Although clothing moths are native to Europe and Asia, global travel has introduced them to the rest of the world so that they are now found almost anywhere. As for habitats, they thrive in dark, moist areas where the newly hatched caterpillars can find moist fabrics to eat. In particular, clothing closets, carpeting with some moisture, attics and similar areas are ideal locations for them to live and reproduce.
After hatching, the larvae begin their quest for food and that is when they cause the damage to fibers and produce items in the home. This stage can last from a couple of months to a couple of years before the caterpillar forms and enters a cocoon to transform to an adult moth in about a month. The larvae of the clothing moth are cream-colored and can be up to ½ inch in length. The adults tend to be slightly darker than the larva with more of a beige color and are about the same length as the larvae.
Because of the adult moths’ preference for dark areas, you may not easily notice a clothing moth infestation. Often the first sign a homeowner notices is the damage to clothing when they are going through their closets or unpacking stored clothing boxes from an attic or basement. If you notice several patchy areas on stored fabrics or holes that are completely through the fabric, it is likely that you have a clothing moth infestation.

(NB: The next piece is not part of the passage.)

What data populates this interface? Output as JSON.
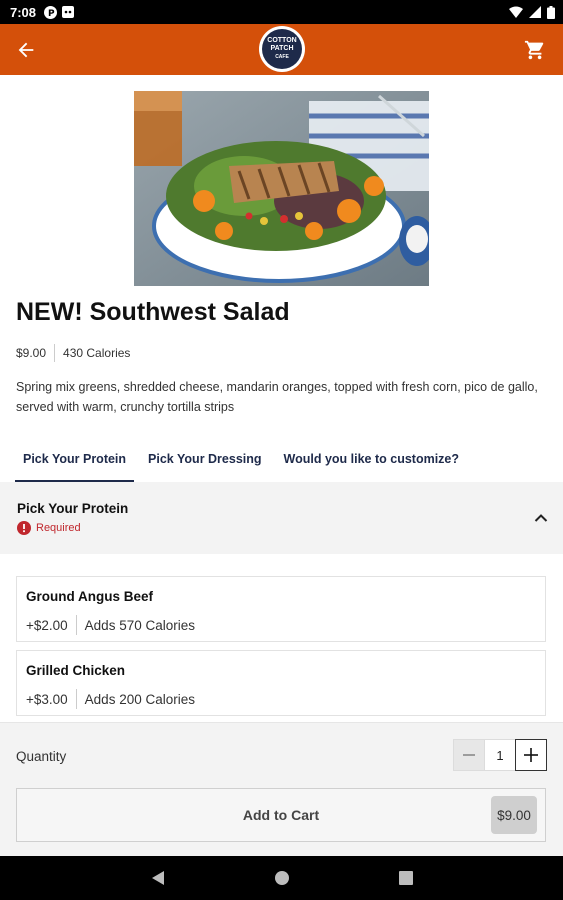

Dealing with an infestation may be difficult as the larvae do not always stay near their original hatching point and may have traveled throughout the home to find food sources. A thorough housecleaning and investigation of closets, carpets, and stored boxes may help to identify the sources of your infestation. Rid your home of infected items if they are damaged beyond use or for washable fabrics that must be saved, a thorough cleansing in hot water can kill off the pests at all life stages. If you still see signs of infestation after cleaning, you may require some form of insecticide to rid yourself of the problem. Large scale infestations may require the services of a pest control professional to eliminate the problem. Once rid of the infestation, keep up good housecleaning routines and be sure to store fabrics only after they have been thoroughly washed so that the clothing moth larvae find them less attractive as food sources.
Clothing moths are not germ and disease carriers so pose little health concern. You may be a bit disgusted by the infestation, but it is generally just a nuisance to get rid of in your home and not a source of danger for you or your family.